Audio speed changer without changing the pitch

Started by Dirichlet 7 years ago3 replieslatest reply 6 years ago292 views


   There are loads of audio speed changer software on the web. These software seems to be able to change audio speed without changing the pitch of human voice (at least not discernible when I play at 2 times original speed).

   How does that work? I thought changing the play speed would cause the  spectrum to shrink or spread, therefore, changing the pitch. 

   Thanks for your help.

  Chuan Huang

[ - ]
Reply by Y(J)SDecember 22, 2017

These methods don't change the sampling rate, and thus don't change the pitch. 

One family of methods exploits the stationarity of speech over short time periods. For example, if you want to reduce the speed by 25 percent, and in a given phoneme there are 8 repetitions of a wave pattern, then carefully removing two of them will do what you want. Of course, you need to mind the pitch period. In practice, the most common methods (e.g., SOLA) perform overlap and add rather than trying to "edit" waveforms. Once again, assuming that you want to reduce the speed by 25 percent, what you need to do is to cut the waveform at some point, and then overlap the next section with the previous one (with proper weighting to keep the energy constant) by 25%. Of course, you need to mind the pitch period to overlap correctly.

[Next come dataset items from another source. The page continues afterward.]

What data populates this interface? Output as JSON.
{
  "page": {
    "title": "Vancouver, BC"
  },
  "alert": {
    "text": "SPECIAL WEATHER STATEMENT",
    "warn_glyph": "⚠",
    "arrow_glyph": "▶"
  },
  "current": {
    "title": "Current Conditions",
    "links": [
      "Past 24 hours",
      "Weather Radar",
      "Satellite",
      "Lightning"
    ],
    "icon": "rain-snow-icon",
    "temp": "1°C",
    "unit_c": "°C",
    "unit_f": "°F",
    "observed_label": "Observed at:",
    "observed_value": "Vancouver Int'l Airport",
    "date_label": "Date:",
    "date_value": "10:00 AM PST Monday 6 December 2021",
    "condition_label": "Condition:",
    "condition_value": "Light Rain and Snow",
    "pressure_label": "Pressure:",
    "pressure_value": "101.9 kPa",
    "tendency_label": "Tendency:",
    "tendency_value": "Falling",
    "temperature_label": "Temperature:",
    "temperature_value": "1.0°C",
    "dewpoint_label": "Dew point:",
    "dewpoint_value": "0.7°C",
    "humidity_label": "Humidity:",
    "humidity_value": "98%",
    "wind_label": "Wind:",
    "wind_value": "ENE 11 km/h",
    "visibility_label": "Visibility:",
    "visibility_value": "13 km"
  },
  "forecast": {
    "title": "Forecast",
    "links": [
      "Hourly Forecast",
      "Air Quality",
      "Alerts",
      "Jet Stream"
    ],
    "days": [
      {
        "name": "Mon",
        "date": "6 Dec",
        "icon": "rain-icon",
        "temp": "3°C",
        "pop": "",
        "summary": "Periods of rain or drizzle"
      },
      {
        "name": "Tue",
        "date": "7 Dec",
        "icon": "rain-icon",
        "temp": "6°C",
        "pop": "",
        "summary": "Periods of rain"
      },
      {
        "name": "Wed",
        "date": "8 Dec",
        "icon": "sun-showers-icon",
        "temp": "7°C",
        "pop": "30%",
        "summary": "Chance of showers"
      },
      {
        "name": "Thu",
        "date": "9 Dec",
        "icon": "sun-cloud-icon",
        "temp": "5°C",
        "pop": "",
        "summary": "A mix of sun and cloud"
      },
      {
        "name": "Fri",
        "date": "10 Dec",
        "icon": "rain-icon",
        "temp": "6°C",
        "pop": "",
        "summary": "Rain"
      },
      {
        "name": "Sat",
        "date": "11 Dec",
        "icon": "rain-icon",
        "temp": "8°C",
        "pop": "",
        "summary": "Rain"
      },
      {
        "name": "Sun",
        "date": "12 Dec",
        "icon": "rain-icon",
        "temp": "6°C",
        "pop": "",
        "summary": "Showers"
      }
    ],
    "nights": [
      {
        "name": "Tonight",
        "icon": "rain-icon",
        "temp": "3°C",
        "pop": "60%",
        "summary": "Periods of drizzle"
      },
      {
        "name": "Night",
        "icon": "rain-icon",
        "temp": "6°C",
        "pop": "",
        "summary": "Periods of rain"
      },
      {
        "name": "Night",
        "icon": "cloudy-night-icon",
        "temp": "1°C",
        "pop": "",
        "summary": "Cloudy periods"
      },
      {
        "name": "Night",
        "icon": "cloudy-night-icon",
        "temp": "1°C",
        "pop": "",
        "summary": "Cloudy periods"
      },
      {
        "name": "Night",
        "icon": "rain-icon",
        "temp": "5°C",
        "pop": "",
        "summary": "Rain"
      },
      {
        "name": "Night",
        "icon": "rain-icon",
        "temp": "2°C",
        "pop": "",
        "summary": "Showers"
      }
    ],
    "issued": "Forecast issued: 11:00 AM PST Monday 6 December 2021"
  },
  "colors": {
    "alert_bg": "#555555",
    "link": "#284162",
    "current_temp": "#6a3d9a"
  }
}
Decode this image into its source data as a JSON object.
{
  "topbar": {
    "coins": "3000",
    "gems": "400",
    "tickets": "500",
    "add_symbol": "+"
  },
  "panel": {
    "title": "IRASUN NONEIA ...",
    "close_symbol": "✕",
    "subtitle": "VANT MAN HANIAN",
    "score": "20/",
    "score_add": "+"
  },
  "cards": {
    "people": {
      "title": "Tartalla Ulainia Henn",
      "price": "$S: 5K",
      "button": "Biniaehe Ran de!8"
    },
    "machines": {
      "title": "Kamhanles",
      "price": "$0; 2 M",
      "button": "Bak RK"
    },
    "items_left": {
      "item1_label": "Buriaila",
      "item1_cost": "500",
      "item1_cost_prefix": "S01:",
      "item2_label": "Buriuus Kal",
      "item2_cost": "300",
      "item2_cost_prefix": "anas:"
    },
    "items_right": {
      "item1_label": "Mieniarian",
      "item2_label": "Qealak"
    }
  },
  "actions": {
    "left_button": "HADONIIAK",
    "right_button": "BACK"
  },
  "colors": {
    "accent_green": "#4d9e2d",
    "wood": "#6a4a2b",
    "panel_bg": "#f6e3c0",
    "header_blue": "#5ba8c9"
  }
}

Another method relies on extracting pitch and formant information, and replaying the speech keeping the pitch constant. For example, you can encode the speech using a phase vocoder or some LPC method or sinusoidal modeling, and then regenerate the speech.


[ - ]
Reply by DaniloDaraDecember 22, 2017

SOLA is a method that works fine, and is based on individuation of so-called EPOCHS - which are more or less the lowest frequency repetitive time period which comes with hi energy.
SOLA is based on INSERTION of epochs (which makes the tempo lower) or on REMOVAL of epochs (which makes the tempo faster).
On top of this, a PID-kind control is necessary to decide when to hole (add / remove) based on what's going on over the channel(s).

Of course, all the channels must be holed at the same time, it might be not easy, so the PID is actually determining the quality of the result.

Sola is usally running in the frequency domain. But I made some good implementations of Sola in the time domain, as well.

[ - ]
Reply by laurentlefaucheurDecember 22, 2017

Hi, you should look at PSOLA (pitch synchronous overlap-and-add) description (https://en.wikipedia.org/wiki/PSOLA).